A 7.2 magnitude earthquake struck Haiti on Saturday, the United States Geological Survey said, prompting a tsunami alert and damaging buildings in the west of the disaster-plagued Caribbean nation.
The epicenter of the quake was about 100 miles (160 kilometers) by road from central Port-au-Prince, the densely populated capital.
The long shock was felt in neighboring countries.
The quake damaged schools as well as homes on Haiti’s southwestern peninsula, according to images from witnesses.
Residents shared images on social media of the ruins of concrete buildings, including a church in which a ceremony was apparently underway on Saturday in the southwestern town of Les Anglais.
The USGS said waves of up to three meters (nearly 10 feet) were possible along the coastline of Haiti.
“I can confirm that there are deaths, but I don’t yet have an exact toll,” Jerry Chandler, Haiti’s director of civil protection, told AFP. “We’re still collecting information.”

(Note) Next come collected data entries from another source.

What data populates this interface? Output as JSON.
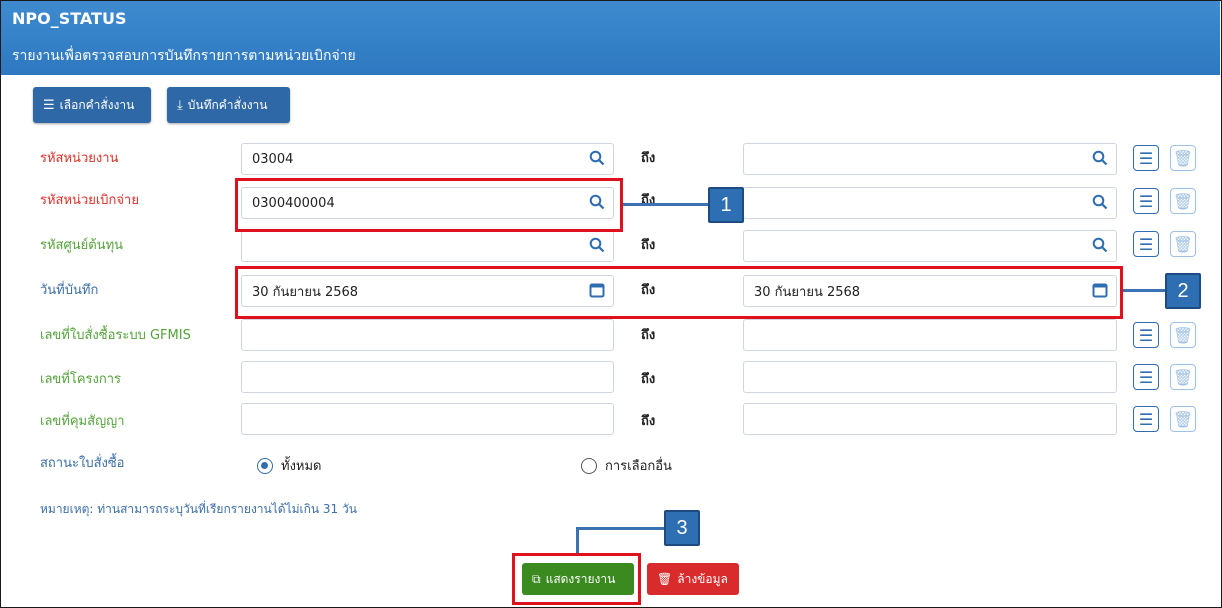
{
  "header": {
    "title": "NPO_STATUS",
    "subtitle": "รายงานเพื่อตรวจสอบการบันทึกรายการตามหน่วยเบิกจ่าย"
  },
  "toolbar": {
    "select_order_label": "เลือกคำสั่งงาน",
    "save_order_label": "บันทึกคำสั่งงาน"
  },
  "form": {
    "to_label": "ถึง",
    "rows": [
      {
        "label": "รหัสหน่วยงาน",
        "from": "03004",
        "to": ""
      },
      {
        "label": "รหัสหน่วยเบิกจ่าย",
        "from": "0300400004",
        "to": ""
      },
      {
        "label": "รหัสศูนย์ต้นทุน",
        "from": "",
        "to": ""
      },
      {
        "label": "วันที่บันทึก",
        "from": "30 กันยายน 2568",
        "to": "30 กันยายน 2568"
      },
      {
        "label": "เลขที่ใบสั่งซื้อระบบ GFMIS",
        "from": "",
        "to": ""
      },
      {
        "label": "เลขที่โครงการ",
        "from": "",
        "to": ""
      },
      {
        "label": "เลขที่คุมสัญญา",
        "from": "",
        "to": ""
      }
    ],
    "status": {
      "label": "สถานะใบสั่งซื้อ",
      "option_all": "ทั้งหมด",
      "option_other": "การเลือกอื่น",
      "selected": "ทั้งหมด"
    },
    "note": "หมายเหตุ: ท่านสามารถระบุวันที่เรียกรายงานได้ไม่เกิน 31 วัน"
  },
  "actions": {
    "show_report_label": "แสดงรายงาน",
    "clear_label": "ล้างข้อมูล"
  },
  "callouts": [
    "1",
    "2",
    "3"
  ],
  "colors": {
    "header_blue": "#2d78c0",
    "button_blue": "#2f68a6",
    "required_red": "#d9322a",
    "optional_green": "#54a33a",
    "show_green": "#3a8a1f",
    "clear_red": "#d92b2b",
    "highlight_red": "#e0111f"
  }
}
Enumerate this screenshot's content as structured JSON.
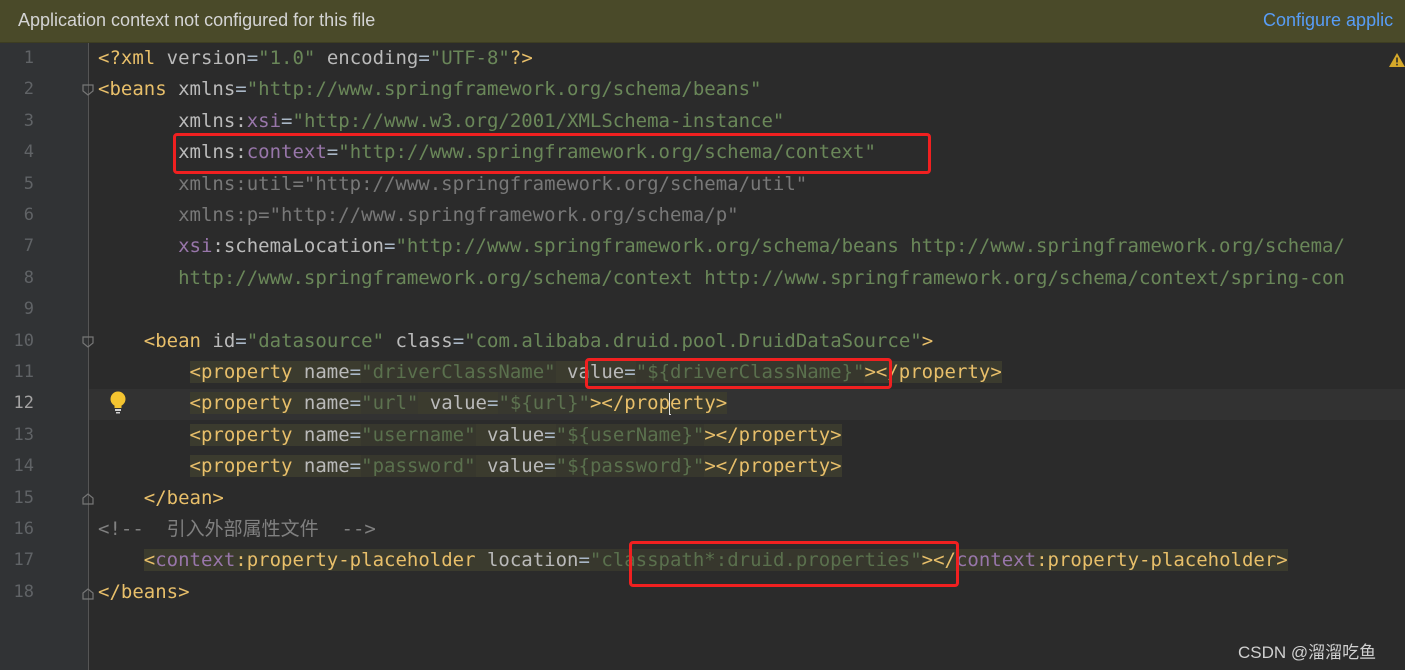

He said the country’s emergency operations center had been activated and Prime Minister Ariel Henry was headed there.
A magnitude-7.0 quake in January 2010 transformed much of Port-au-Prince and nearby cities into dusty ruins, killing more than 200,000 and injuring some 300,000 others.
More than a million and a half Haitians were made homeless, leaving island authorities and the international humanitarian community with a colossal challenge in a country lacking either a land registry or building codes.